Bornstein’s comments were part of a panel discussion exploring the creative agency of the future — and what firms are currently doing to bring that to fruition — at the Entrepreneurs' Forum that got PRovoke19 underway in Washington. Fellow panelists were 360PR+ CEO & founder Laura Tomasetti and fischerAppelt AG CEO Bernhard Fischer-Appelt.

For Bornstein, ramping up M Booth’s content creation capabilities has been part of the natural evolution of the company in keeping with client demands and stiff competition from the likes of ad agencies — precipitated by serving Google in a multitude of ways. “We’re not going to say we can do something if we can’t. But we certainly will (try to) figure it out,” Bornstein said.

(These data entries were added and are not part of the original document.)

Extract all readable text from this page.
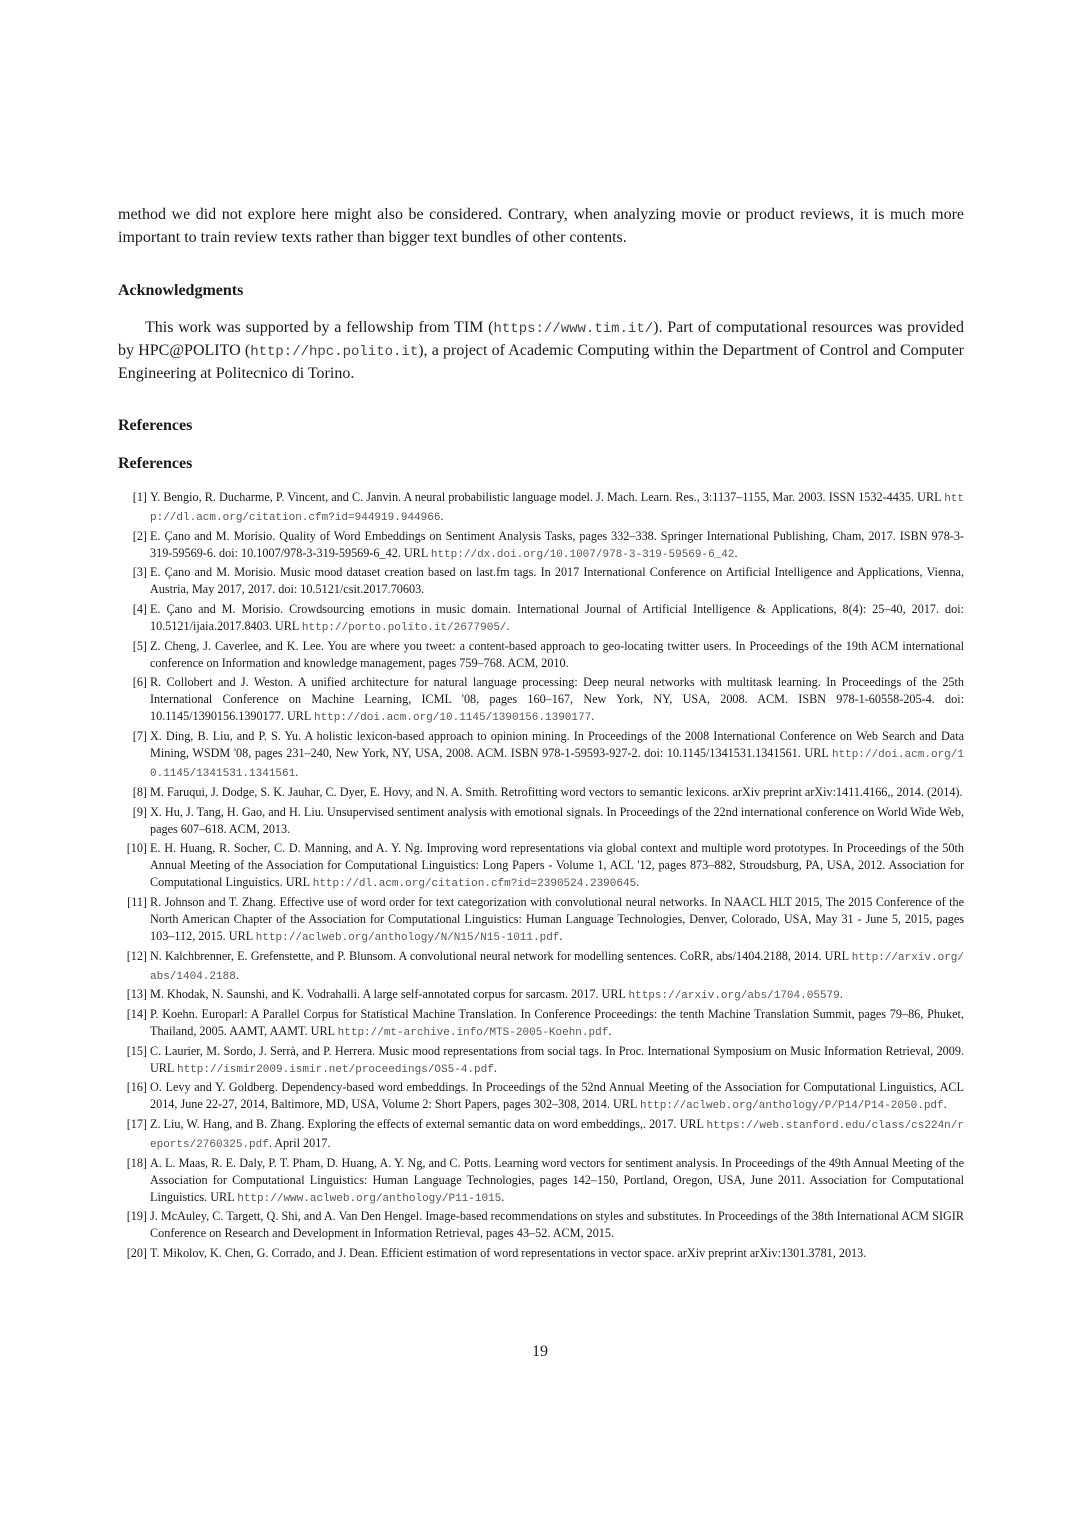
method we did not explore here might also be considered. Contrary, when analyzing movie or product reviews, it is much more important to train review texts rather than bigger text bundles of other contents.

Acknowledgments

This work was supported by a fellowship from TIM (https://www.tim.it/). Part of computational resources was provided by HPC@POLITO (http://hpc.polito.it), a project of Academic Computing within the Department of Control and Computer Engineering at Politecnico di Torino.

References
References
[1] Y. Bengio, R. Ducharme, P. Vincent, and C. Janvin. A neural probabilistic language model. J. Mach. Learn. Res., 3:1137–1155, Mar. 2003. ISSN 1532-4435. URL http://dl.acm.org/citation.cfm?id=944919.944966.
[2] E. Çano and M. Morisio. Quality of Word Embeddings on Sentiment Analysis Tasks, pages 332–338. Springer International Publishing, Cham, 2017. ISBN 978-3-319-59569-6. doi: 10.1007/978-3-319-59569-6_42. URL http://dx.doi.org/10.1007/978-3-319-59569-6_42.
[3] E. Çano and M. Morisio. Music mood dataset creation based on last.fm tags. In 2017 International Conference on Artificial Intelligence and Applications, Vienna, Austria, May 2017, 2017. doi: 10.5121/csit.2017.70603.
[4] E. Çano and M. Morisio. Crowdsourcing emotions in music domain. International Journal of Artificial Intelligence & Applications, 8(4): 25–40, 2017. doi: 10.5121/ijaia.2017.8403. URL http://porto.polito.it/2677905/.
[5] Z. Cheng, J. Caverlee, and K. Lee. You are where you tweet: a content-based approach to geo-locating twitter users. In Proceedings of the 19th ACM international conference on Information and knowledge management, pages 759–768. ACM, 2010.
[6] R. Collobert and J. Weston. A unified architecture for natural language processing: Deep neural networks with multitask learning. In Proceedings of the 25th International Conference on Machine Learning, ICML '08, pages 160–167, New York, NY, USA, 2008. ACM. ISBN 978-1-60558-205-4. doi: 10.1145/1390156.1390177. URL http://doi.acm.org/10.1145/1390156.1390177.
[7] X. Ding, B. Liu, and P. S. Yu. A holistic lexicon-based approach to opinion mining. In Proceedings of the 2008 International Conference on Web Search and Data Mining, WSDM '08, pages 231–240, New York, NY, USA, 2008. ACM. ISBN 978-1-59593-927-2. doi: 10.1145/1341531.1341561. URL http://doi.acm.org/10.1145/1341531.1341561.
[8] M. Faruqui, J. Dodge, S. K. Jauhar, C. Dyer, E. Hovy, and N. A. Smith. Retrofitting word vectors to semantic lexicons. arXiv preprint arXiv:1411.4166,, 2014. (2014).
[9] X. Hu, J. Tang, H. Gao, and H. Liu. Unsupervised sentiment analysis with emotional signals. In Proceedings of the 22nd international conference on World Wide Web, pages 607–618. ACM, 2013.
[10] E. H. Huang, R. Socher, C. D. Manning, and A. Y. Ng. Improving word representations via global context and multiple word prototypes. In Proceedings of the 50th Annual Meeting of the Association for Computational Linguistics: Long Papers - Volume 1, ACL '12, pages 873–882, Stroudsburg, PA, USA, 2012. Association for Computational Linguistics. URL http://dl.acm.org/citation.cfm?id=2390524.2390645.
[11] R. Johnson and T. Zhang. Effective use of word order for text categorization with convolutional neural networks. In NAACL HLT 2015, The 2015 Conference of the North American Chapter of the Association for Computational Linguistics: Human Language Technologies, Denver, Colorado, USA, May 31 - June 5, 2015, pages 103–112, 2015. URL http://aclweb.org/anthology/N/N15/N15-1011.pdf.
[12] N. Kalchbrenner, E. Grefenstette, and P. Blunsom. A convolutional neural network for modelling sentences. CoRR, abs/1404.2188, 2014. URL http://arxiv.org/abs/1404.2188.
[13] M. Khodak, N. Saunshi, and K. Vodrahalli. A large self-annotated corpus for sarcasm. 2017. URL https://arxiv.org/abs/1704.05579.
[14] P. Koehn. Europarl: A Parallel Corpus for Statistical Machine Translation. In Conference Proceedings: the tenth Machine Translation Summit, pages 79–86, Phuket, Thailand, 2005. AAMT, AAMT. URL http://mt-archive.info/MTS-2005-Koehn.pdf.
[15] C. Laurier, M. Sordo, J. Serrà, and P. Herrera. Music mood representations from social tags. In Proc. International Symposium on Music Information Retrieval, 2009. URL http://ismir2009.ismir.net/proceedings/OS5-4.pdf.
[16] O. Levy and Y. Goldberg. Dependency-based word embeddings. In Proceedings of the 52nd Annual Meeting of the Association for Computational Linguistics, ACL 2014, June 22-27, 2014, Baltimore, MD, USA, Volume 2: Short Papers, pages 302–308, 2014. URL http://aclweb.org/anthology/P/P14/P14-2050.pdf.
[17] Z. Liu, W. Hang, and B. Zhang. Exploring the effects of external semantic data on word embeddings,. 2017. URL https://web.stanford.edu/class/cs224n/reports/2760325.pdf. April 2017.
[18] A. L. Maas, R. E. Daly, P. T. Pham, D. Huang, A. Y. Ng, and C. Potts. Learning word vectors for sentiment analysis. In Proceedings of the 49th Annual Meeting of the Association for Computational Linguistics: Human Language Technologies, pages 142–150, Portland, Oregon, USA, June 2011. Association for Computational Linguistics. URL http://www.aclweb.org/anthology/P11-1015.
[19] J. McAuley, C. Targett, Q. Shi, and A. Van Den Hengel. Image-based recommendations on styles and substitutes. In Proceedings of the 38th International ACM SIGIR Conference on Research and Development in Information Retrieval, pages 43–52. ACM, 2015.
[20] T. Mikolov, K. Chen, G. Corrado, and J. Dean. Efficient estimation of word representations in vector space. arXiv preprint arXiv:1301.3781, 2013.
19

Having those creatives in-house, however, has done more for M Booth than grow capabilities, as they bring with them different perspectives that influence output. "When you hire creatives today, they are so passionate in so many areas you will be surprised what they do. You have to unleash their passions," she said.

It also serves clients in ways that other kinds of creative agencies can’t, thanks to the multiple stakeholders that PR agencies serve.

Tomasetti agreed. “PR firms can be stronger than ad firms because we do think of those multiple touchpoints (as opposed to) that 30-second or banner ad,” she said.

Tomasetti said she has a long history of integrating creative capabilities but has stepped it up over the last few years, building an in-house studio and hiring a creative director from McCann. Between the two moves, she said, 360PR+ is able to produce a range of content, from big video pieces to the daily bits that are “filling the pipeline constantly for clients.” 

Making such strategic investments have been instrumental in changing the firm’s mindset to knowing “what we can pull off with confidence.”

“At the end of the day we are still responsible for brand narratives and owning that and pulling that through for our clients,” she said.

Fischer-Appelt expanded his firm’s creative capabilities in a different way: acquiring an advertising firm. In doing so, he said, it created a firm that can harness the particular but different expertise of the advertising and PR worlds, to offer clients the type of risk-taking creative campaigns that reap results. “Our culture is diversity,” he said.

“PR, advertising, data and digital people have the same tools, but different cultures and different ways of thinking, and if they can work together, it pays off.”